In the course of doing readings for a presentation Thursday, I came across this interesting theory, dating from the 17th century's debates on the question of which language was the original language of humanity:
- from David S. Katz' Philo-Semitism and the Readmission of the Jews to England 1603-1655 (Oxford: Clarendon Press, 1982), pages 58 to 59.

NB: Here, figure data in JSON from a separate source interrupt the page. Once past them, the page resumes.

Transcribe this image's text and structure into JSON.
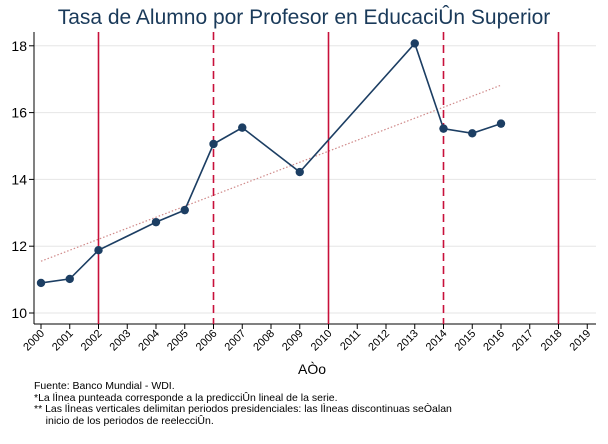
{
  "chart_data": {
    "type": "line",
    "title": "Tasa de Alumno por Profesor en EducaciÛn Superior",
    "xlabel": "AÒo",
    "ylabel": "",
    "x_ticks": [
      "2000",
      "2001",
      "2002",
      "2003",
      "2004",
      "2005",
      "2006",
      "2007",
      "2008",
      "2009",
      "2010",
      "2011",
      "2012",
      "2013",
      "2014",
      "2015",
      "2016",
      "2017",
      "2018",
      "2019"
    ],
    "xlim": [
      2000,
      2019
    ],
    "y_ticks": [
      "10",
      "12",
      "14",
      "16",
      "18"
    ],
    "ylim": [
      9.8,
      18.3
    ],
    "grid": true,
    "series": [
      {
        "x": [
          2000,
          2001,
          2002,
          2004,
          2005,
          2006,
          2007,
          2009,
          2013,
          2014,
          2015,
          2016
        ],
        "y": [
          10.9,
          11.02,
          11.88,
          12.72,
          13.08,
          15.06,
          15.55,
          14.22,
          18.07,
          15.52,
          15.38,
          15.67
        ],
        "color": "#1c3e63"
      }
    ],
    "trend_line": {
      "x": [
        2000,
        2016
      ],
      "y": [
        11.55,
        16.82
      ],
      "color": "#d08a8a",
      "style": "dotted"
    },
    "vlines": [
      {
        "x": 2002,
        "style": "solid"
      },
      {
        "x": 2006,
        "style": "dashed"
      },
      {
        "x": 2010,
        "style": "solid"
      },
      {
        "x": 2014,
        "style": "dashed"
      },
      {
        "x": 2018,
        "style": "solid"
      }
    ],
    "vline_color": "#c8103a"
  },
  "notes": [
    "Fuente: Banco Mundial - WDI.",
    "*La lÌnea punteada corresponde a la predicciÛn lineal de la serie.",
    "** Las lÌneas verticales delimitan periodos presidenciales: las lÌneas discontinuas seÒalan",
    "    inicio de los periodos de reelecciÛn."
  ]
}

[T]he most bizarre theory was an English contribution, and came from the architect John Webb, the pupil, relation, and executor of Inigo Jones. Webb was the man whom Christopher Wren defeated for the post of Surveyor of Works after the Restoration. 'When then it is reputed ridiculous to hear that Adam spoke Dutch in Paradice,' Webb thought, it might be worthwhile to consider the argument that 'the Language of the Empire of CHINA is the PRIMITIVE Tongue, which was common to the whole world before the Flood'. This novel concept could be proved by the fact that the Chinese 'were primitively planted in China, if not by Noah himself, by some of the Issue of Sem, before the remove of Nimrod to Shinaar, and the Confusion of Tongues at Babel'. The Chinese language could not have changed because their country had never been conquered 'as could prejudice, but rather dilate their language'. The Chinese had always been isolated from commercial and cultural contacts, lest their language and customs become corrupted. The Hebrew names in the Old Testament were simply translations from the Chinese. Adam quite clearly spoke Chinese in the Garden because language 'was not a studied or artificial speech, nor taught our First Parents by Art and by degrees as their Generations have been, but concreated with them'. Despite Webb's unique beliefs on the origin of language, he joined in the common hope that a 'Real Character' might be found so that 'we might no longer complain of the unhappy consequences that succeeded the Confusion at Babel, nor China glory that she alone shall evermore triumph in the full fruition of those abundant felicities that attended mankind, whilst one common language was spoken throughout the World.'
- from David S. Katz' Philo-Semitism and the Readmission of the Jews to England 1603-1655 (Oxford: Clarendon Press, 1982), pages 58 to 59.